I discovered Multivariate Adaptive Regression Splines (MARS) 2 years ago when I started visiting the the Machine Learning Task View page to learn about R predictive analytic packages. Up to this point I had only employed traditional modeling tools such as logistic and multivariate regression in R and k-nearest neighbor and C4.5 classifier in WEKA. Coincidentally about one week later I read about Salford System’s data conference in San Diego on twitter. The first thing I noticed was their corporate brand logos for algorithms such as MARS, CART, and Random Forest. I thought to myself, “I guess their corporate employees and not academics created these algorithms and donated portions of the code for open source implementations”. I checked out their site and found that Dr. Jerome Friedman of Stanford’s Statistics department was involved to some capacity in the creation of Salford Systems. Perhaps Dr. Friedman worked out a licensing agreement that allowed Salford to say they have the “truest implementation” of MARS in their FAQ section. Oddly enough, there is even a STATA implementation called MARSplnes. I found Dr. Breiman’s Berkeley site with a notice of Salford’s exclusive rights to Random Forests branding here.

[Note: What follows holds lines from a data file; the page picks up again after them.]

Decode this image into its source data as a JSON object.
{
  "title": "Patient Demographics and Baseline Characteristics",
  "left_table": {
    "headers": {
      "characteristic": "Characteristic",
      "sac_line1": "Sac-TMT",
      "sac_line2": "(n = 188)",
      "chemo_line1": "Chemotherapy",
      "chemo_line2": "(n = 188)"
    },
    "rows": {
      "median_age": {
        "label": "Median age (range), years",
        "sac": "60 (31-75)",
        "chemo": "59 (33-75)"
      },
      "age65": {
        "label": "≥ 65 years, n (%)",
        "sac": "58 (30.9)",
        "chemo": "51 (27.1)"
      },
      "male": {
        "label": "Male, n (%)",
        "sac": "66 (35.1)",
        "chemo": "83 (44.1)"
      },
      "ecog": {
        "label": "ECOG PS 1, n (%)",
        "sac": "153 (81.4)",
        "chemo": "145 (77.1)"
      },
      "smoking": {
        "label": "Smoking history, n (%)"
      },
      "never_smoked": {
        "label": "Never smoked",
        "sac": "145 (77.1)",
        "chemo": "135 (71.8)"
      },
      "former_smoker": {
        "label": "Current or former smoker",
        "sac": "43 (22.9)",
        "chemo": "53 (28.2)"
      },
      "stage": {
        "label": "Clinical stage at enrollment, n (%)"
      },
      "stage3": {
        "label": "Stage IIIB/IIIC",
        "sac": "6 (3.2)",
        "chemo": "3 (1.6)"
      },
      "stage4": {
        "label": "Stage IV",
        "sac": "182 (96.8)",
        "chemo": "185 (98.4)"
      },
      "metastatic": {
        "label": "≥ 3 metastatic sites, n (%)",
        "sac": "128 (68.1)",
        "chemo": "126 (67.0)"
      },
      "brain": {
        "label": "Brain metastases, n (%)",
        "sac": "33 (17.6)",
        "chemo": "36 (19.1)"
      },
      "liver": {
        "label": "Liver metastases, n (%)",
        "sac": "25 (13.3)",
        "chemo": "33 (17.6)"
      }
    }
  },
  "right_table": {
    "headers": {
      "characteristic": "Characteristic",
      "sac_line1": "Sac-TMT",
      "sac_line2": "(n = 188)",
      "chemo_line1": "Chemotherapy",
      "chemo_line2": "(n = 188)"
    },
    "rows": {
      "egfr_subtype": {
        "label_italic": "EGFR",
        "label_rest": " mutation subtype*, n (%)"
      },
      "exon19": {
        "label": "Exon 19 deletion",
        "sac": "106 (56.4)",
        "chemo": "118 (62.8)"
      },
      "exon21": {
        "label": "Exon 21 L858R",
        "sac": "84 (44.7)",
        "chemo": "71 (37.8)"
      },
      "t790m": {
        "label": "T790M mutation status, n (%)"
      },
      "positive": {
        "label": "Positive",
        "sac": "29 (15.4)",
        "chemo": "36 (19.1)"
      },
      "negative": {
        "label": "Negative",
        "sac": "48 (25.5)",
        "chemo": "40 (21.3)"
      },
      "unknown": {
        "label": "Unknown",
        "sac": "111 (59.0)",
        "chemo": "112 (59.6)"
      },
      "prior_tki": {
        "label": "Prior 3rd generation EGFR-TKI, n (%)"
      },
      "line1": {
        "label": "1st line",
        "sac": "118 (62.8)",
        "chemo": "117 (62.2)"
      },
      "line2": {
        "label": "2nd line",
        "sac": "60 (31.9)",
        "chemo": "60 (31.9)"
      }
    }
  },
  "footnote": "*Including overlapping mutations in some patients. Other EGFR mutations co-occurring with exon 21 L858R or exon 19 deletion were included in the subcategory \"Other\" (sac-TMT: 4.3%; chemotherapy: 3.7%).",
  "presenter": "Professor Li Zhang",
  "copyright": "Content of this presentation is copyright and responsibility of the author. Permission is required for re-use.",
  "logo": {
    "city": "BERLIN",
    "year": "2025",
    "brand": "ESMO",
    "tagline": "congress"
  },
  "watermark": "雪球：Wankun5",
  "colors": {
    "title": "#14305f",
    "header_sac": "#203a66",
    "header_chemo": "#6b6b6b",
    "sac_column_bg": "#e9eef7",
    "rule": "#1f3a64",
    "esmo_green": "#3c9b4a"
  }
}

This all somehow reminded me of the R vs SAS fiasco where an SAS exec misrepresented R, even open source endeavors in general, during a NYT interview. She continued to do so in the subsequent “apology” (the comments section is pretty good and the gap between R and SAS has only widened since then). Back to my point, I was curious how open source implementations of MARS such as earth exist considering this licensing, but perhaps it’s only the name MARS that’s licensed. If MARS was developed and published on Stanford University’s time would it not belong to Stanford the same way a Qualcomm Electrical Engineer’s FPGA design belongs to Qualcomm? I’d be interested in learning more about the intricacies of algorithm IP.

Some of the things I love most about data science are all the community contributions. Apache Foundation’s (Cassandra, Hadoop, Hive, Pig, etc.) and the Python data stack (Numpy, SciPy, Pandas, nltk, etc.) to name a few. This open source directionality is obvious in data science, data management, and academia as these tools are quickly surpassing any offerings from SAS and SPSS.

*2013-03-08 update*: I was attending a Salford webinar a few days ago and during the Q&A chat I asked about the differences between commercial and open source implementations of MARS and didn’t get an answer. I received an email a couple days later stating, “The original Friedman version which is available through Salford remains the fastest and the most complete but there are other implementations in R.” I replied asking if they could quantify this “complete-ness” some how, perhaps the improvements are through thread optimization or some kind of enhanced boosting, I don’t know, but I’d like to find out.